The Law of Return to Israel

July 14, 2012  

The 1950 Law of Return gives every Jew the right to come to Israel as an oleh (immigrant) and become an Israel citizen. It also grants the right to make aliyah (immigrate) to any individual who has one Jewish parent or grandparent or is married to someone who is Jewish or has a Jewish parent or grandparent.

The Law of Return can best be viewed as a response to the long history of persecution of the Jews. It is also a practical expression of the Jewish people’s aspirations for the rebirth of their independent state in their ancient homeland.

The rationale for the Law of Return was obvious in the wake of the Holocaust – it was designed to ensure that every Jew could find a place of refuge and rebuild their lives in a Jewish homeland. Upon establishment of the state in 1948, the first act of the government was to abolish all the British restrictions on Jewish immigration, allowing the survivors of the Holocaust, and later the Jews fleeing Arab states, to find shelter in their homeland. In many ways the Law of Return was the Jewish state’s answer to the British White Paper of 1939, which severely limited Jewish immigrate to the Mandate territory and doomed the Jews of Europe. With this act, the Israeli government declared that Israel would serve as a haven for Jews from around the world. Since then, it has helped Jews fleeing persecution and hardship, from antisemitism in the Communist bloc to famine in Ethiopia.

The Law of Return does not discriminate against non-Jewish citizens of Israel because it does not deal with any citizens of Israel, only potential immigrants. The law is sometimes criticized because it does not allow Arabs to freely immigrate to Israel or for Palestinian refugees and their descendents to reclaim their former homes. Either situation would undermine the Jewish nature of Israel, which was established as a homeland for the Jewish people, as prescribed by UN Resolution 181 of 1947 (the Partition Plan) and the League of Nations Mandate of 1922. Israel’s Law of Return upholds the rights of the Jews.

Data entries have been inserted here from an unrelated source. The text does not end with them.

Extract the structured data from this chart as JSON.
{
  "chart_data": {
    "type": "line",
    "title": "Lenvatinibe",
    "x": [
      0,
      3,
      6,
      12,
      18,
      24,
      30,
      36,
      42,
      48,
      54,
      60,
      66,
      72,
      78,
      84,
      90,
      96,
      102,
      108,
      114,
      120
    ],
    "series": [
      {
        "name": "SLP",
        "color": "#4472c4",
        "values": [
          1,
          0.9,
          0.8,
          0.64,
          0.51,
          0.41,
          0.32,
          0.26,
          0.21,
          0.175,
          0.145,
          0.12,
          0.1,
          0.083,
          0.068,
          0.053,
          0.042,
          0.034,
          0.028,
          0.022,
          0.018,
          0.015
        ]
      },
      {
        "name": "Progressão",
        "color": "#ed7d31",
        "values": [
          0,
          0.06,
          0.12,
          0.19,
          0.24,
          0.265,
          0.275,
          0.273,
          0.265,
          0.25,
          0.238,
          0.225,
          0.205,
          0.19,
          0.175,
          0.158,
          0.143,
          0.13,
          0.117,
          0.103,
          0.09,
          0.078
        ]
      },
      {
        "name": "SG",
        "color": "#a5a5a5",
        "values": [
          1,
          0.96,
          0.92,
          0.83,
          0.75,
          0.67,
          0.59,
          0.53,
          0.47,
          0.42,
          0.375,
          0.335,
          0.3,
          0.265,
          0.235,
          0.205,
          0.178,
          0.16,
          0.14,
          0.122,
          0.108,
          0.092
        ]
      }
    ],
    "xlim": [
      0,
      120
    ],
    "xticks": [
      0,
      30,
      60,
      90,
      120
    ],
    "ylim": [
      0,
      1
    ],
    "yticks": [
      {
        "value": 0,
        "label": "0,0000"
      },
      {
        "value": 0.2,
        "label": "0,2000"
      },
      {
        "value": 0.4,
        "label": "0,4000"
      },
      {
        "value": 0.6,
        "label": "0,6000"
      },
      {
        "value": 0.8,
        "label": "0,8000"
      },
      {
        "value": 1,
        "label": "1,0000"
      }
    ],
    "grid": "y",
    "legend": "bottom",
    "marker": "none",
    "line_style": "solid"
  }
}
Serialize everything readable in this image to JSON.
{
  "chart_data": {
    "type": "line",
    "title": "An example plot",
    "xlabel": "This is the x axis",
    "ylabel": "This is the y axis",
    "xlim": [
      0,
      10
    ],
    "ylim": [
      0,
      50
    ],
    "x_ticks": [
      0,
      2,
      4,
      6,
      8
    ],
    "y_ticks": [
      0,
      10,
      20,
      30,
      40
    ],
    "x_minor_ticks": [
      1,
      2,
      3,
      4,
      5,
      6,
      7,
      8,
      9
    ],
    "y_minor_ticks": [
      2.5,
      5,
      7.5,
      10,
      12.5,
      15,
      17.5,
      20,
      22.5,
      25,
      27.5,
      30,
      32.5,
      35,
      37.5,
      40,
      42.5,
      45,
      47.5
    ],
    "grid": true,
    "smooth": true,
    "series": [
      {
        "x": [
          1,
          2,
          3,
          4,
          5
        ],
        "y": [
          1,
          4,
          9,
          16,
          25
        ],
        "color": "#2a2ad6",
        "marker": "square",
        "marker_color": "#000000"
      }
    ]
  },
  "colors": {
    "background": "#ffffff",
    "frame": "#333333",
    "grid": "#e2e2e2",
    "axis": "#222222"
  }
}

Furthermore, the Law of Return is not the only path to Israeli nationality. Any non-Jew who wishes to immigrate to Israel may do so through the process of naturalization, under the Law of Entry and the Law of Citizenship, in a manner similar to that in most other democracies. Meanwhile the matter of the Palestinian refugees should be settled through the negotiating process and in the framework of a Palestinian state. When a Palestinian state is established, the Palestinians will be free to enact their law of return to their own territory.

To criticize the Law of Return as racist is to apply a double standard to Israel. Many democracies have compatible laws and similar relationships between their nation-states and national diasporas. Numerous constitutions provide for national repatriation and these ties are reflected in immigration and citizenship laws.

A number of countries in Western Europe (Ireland, Greece, Germany, France, Finland), most central and eastern European states and some Asian states (China, Japan, the Philippines) have repatriation laws similar to the Law of Return. For example, under its immigration laws, Finland gives preferential treatment to those of Finnish-ethnic extraction from the former USSR, calling it repatriation, even though many are descendants of Finns who emigrated from Finland hundreds of years ago.

The Law of Return is compatible with Israel’s identity as a liberal democracy. Israel was established to provide a safe haven for Jews around the world and the Law of Return also has brought a scattered people back together in their homeland.